Figure 1. Image cytometry assessment of DNA double-strand breaks (DSBs) by γH2AX fluorescence.

The analysis of γH2AX using image cytometry provides a robust method for detection of DNA DSBs and DSB repair following both radiation and treatment with chemotherapeutic agents. (A) Relative cell average [+/− 95% confidence interval (CI)] γH2AX fluorescence of HeLa cells irradiated with increasing absorbed dose. (B) Representative microscopy images showing γH2AX foci at several dose points.

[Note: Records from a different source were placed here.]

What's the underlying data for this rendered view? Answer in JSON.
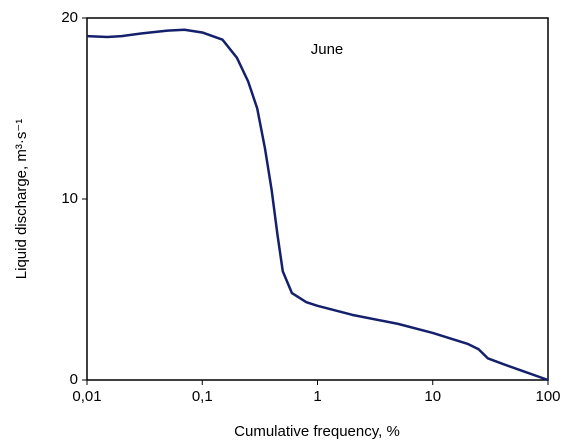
{
  "chart_data": {
    "type": "line",
    "annotation": "June",
    "x_label": "Cumulative frequency, %",
    "y_label": "Liquid discharge, m³·s⁻¹",
    "xscale": "log",
    "grid": false,
    "x": [
      0.01,
      0.015,
      0.02,
      0.03,
      0.05,
      0.07,
      0.1,
      0.15,
      0.2,
      0.25,
      0.3,
      0.35,
      0.4,
      0.45,
      0.5,
      0.6,
      0.8,
      1,
      2,
      5,
      10,
      20,
      25,
      30,
      40,
      60,
      100
    ],
    "series": [
      {
        "color": "#14206b",
        "values": [
          19.0,
          18.95,
          19.0,
          19.15,
          19.3,
          19.35,
          19.2,
          18.8,
          17.8,
          16.5,
          15.0,
          12.8,
          10.5,
          8.0,
          6.0,
          4.8,
          4.3,
          4.1,
          3.6,
          3.1,
          2.6,
          2.0,
          1.7,
          1.2,
          0.9,
          0.5,
          0.0
        ]
      }
    ],
    "xlim": [
      0.01,
      100
    ],
    "xticks": [
      {
        "value": 0.01,
        "label": "0,01"
      },
      {
        "value": 0.1,
        "label": "0,1"
      },
      1,
      10,
      100
    ],
    "ylim": [
      0,
      20
    ],
    "yticks": [
      0,
      10,
      20
    ]
  }
}
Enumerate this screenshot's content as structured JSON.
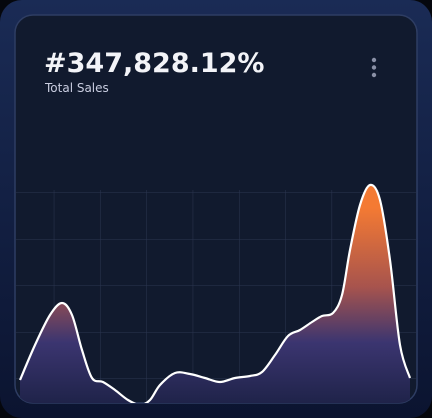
{
  "chart_data": {
    "type": "area",
    "title": "#347,828.12%",
    "subtitle": "Total Sales",
    "x": [
      0,
      15,
      30,
      42,
      52,
      62,
      72,
      83,
      95,
      108,
      120,
      130,
      140,
      155,
      170,
      185,
      200,
      215,
      230,
      242,
      255,
      268,
      280,
      292,
      302,
      313,
      322,
      330,
      340,
      350,
      360,
      370,
      380,
      390
    ],
    "series": [
      {
        "name": "Total Sales",
        "color": "#ffffff",
        "values": [
          20,
          55,
          85,
          97,
          85,
          50,
          22,
          18,
          10,
          0,
          -5,
          0,
          15,
          27,
          26,
          22,
          18,
          22,
          24,
          28,
          45,
          64,
          70,
          78,
          84,
          87,
          105,
          150,
          195,
          215,
          200,
          140,
          55,
          22
        ]
      }
    ],
    "xlim": [
      0,
      390
    ],
    "ylim": [
      0,
      220
    ]
  }
}
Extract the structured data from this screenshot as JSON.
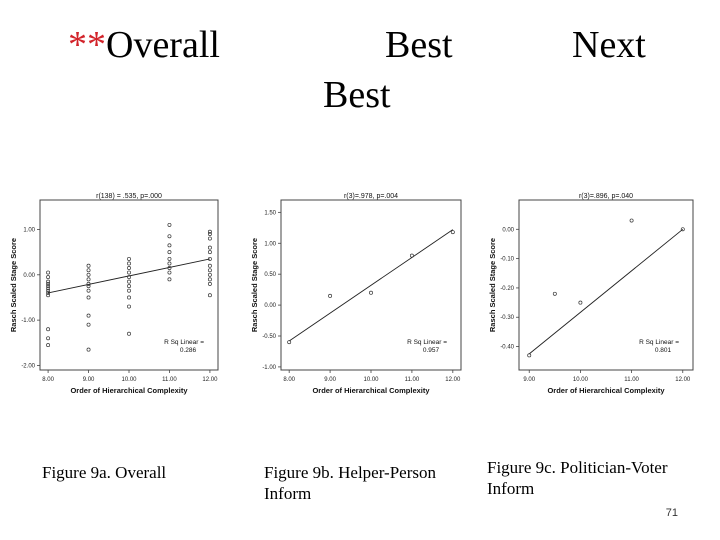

Images were captured using an Olympus BX41 inverted microscope at 40× magnification. (C) The number of cells at each relative fluorescence level demonstrates increased γH2AX fluorescence immediately following a 4 Gy irradiation of HeLa cells (n = 8 wells for each dose point). (D) HeLa cells treated with various concentrations of etopocide to induce DNA DSBs. Cells showed excellent sensitivity over a range of drug concentrations. (E) Wells containing varied confluencies (10¹–10⁴ cells) of HeLa cells irradiated uniformly to 2 Gy showing γH2AX fluorescence is independent of cell number assayed. (F) To investigate DNA DSB repair kinetics following a 4 Gy irradiation, HeLa cells were fixed at various time points and showed an immediate sharp increase in mean cell average γH2AX fluorescence as a response to DNA DSB induction with a gradual decrease correlating with DNA DSB resolution. Mean cell average γH2AX fluorescence of un-irradiated (No-RT) HeLa cells is shown as a dashed line.